5x-(2a^6•16b)= -3b(6a^2 -(5bx))
To solve the equation 5x - (2a^6 * 16b) = -3b(6a^2 - (5bx)), we'll start by simplifying each side of the equation separately.
Let's simplify the left side first:
5x - (2a^6 * 16b)
Step 1: Simplify the expression within parentheses:
2a^6 * 16b = 32a^6b
Substituting this back into the original equation:
5x - 32a^6b
Now, let's simplify the right side of the equation:
-3b(6a^2 - (5bx))
Step 1: Distribute the -3b to each term within the parentheses:
-3b * 6a^2 = -18a^2b
-3b * (-5bx) = 15bx^2
Substituting these results back into the original equation:
-18a^2b + 15bx^2
Therefore, the original equation simplifies to:
5x - 32a^6b = -18a^2b + 15bx^2
To continue solving this equation, we need to collect all the terms with "x" on one side, and all the terms without "x" on the other side.

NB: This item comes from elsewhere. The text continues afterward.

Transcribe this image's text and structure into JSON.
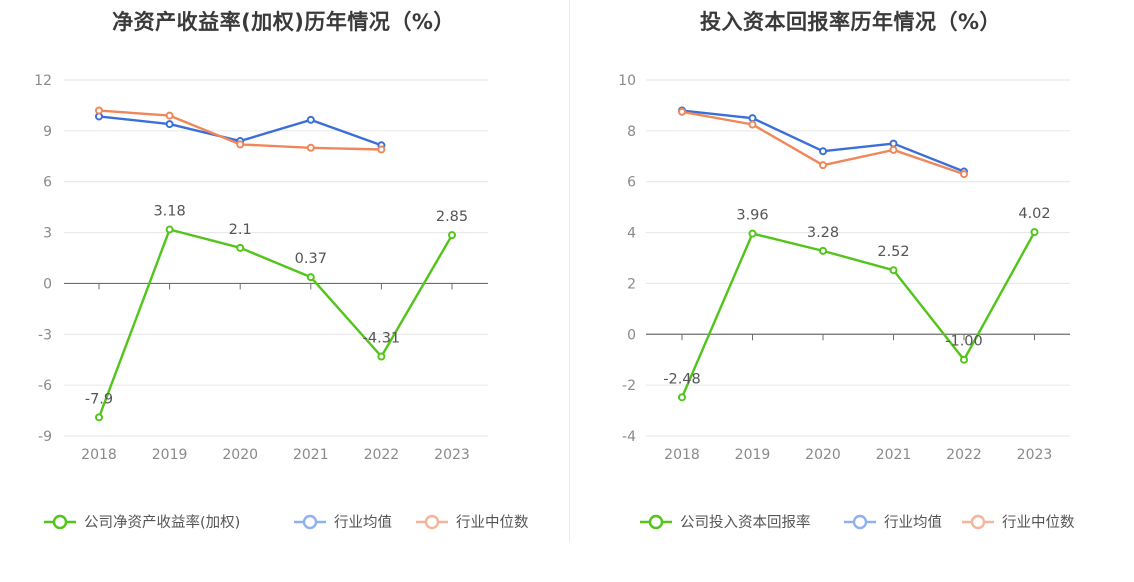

Let's rearrange the equation by moving terms:
5x - 15bx^2 = -18a^2b + 32a^6b
Now, factor out the "x" and "b" from each side:
x(5 - 15bx) = b(-18a^2 + 32a^6)
To find the values of "x" and "b," we will set each factor equal to zero:
5 - 15bx = 0 (equation 1)
-18a^2 + 32a^6 = 0 (equation 2)
Now, let's solve equation 1 for "x":
5 - 15bx = 0
Step 1: Move 5 to the other side of the equation:
-15bx = -5
Step 2: Divide both sides by -15b:
x = -5 / -15b
Simplifying the equation:
x = 1 / 3b
Next, let's solve equation 2 for "a":
-18a^2 + 32a^6 = 0
Step 1: Factor out "a^2":
a^2 * (-18 + 32a^4) = 0
To find the values of "a," we'll solve the equation a^2 = 0 separately and then solve -18 + 32a^4 = 0 separately:
Solving a^2 = 0:
a^2 = 0
a = 0
Solving -18 + 32a^4 = 0:
-18 + 32a^4 = 0
Step 1: Add 18 to both sides of the equation:
32a^4 = 18
Step 2: Divide both sides by 32:
a^4 = 18/32
Step 3: Simplify the right side of the equation:
a^4 = 9/16
Step 4: Take the fourth root of both sides to solve for "a":
a = ±√(9/16)
Simplifying the equation:
a = ±(3/4)
So, the solutions to the equation 5x - (2a^6 * 16b) = -3b(6a^2 - (5bx)) are:
x = 1 / 3b
a = ±(3/4)
Remember to check any restrictions on the variables to ensure they are valid solutions for the specific problem or context.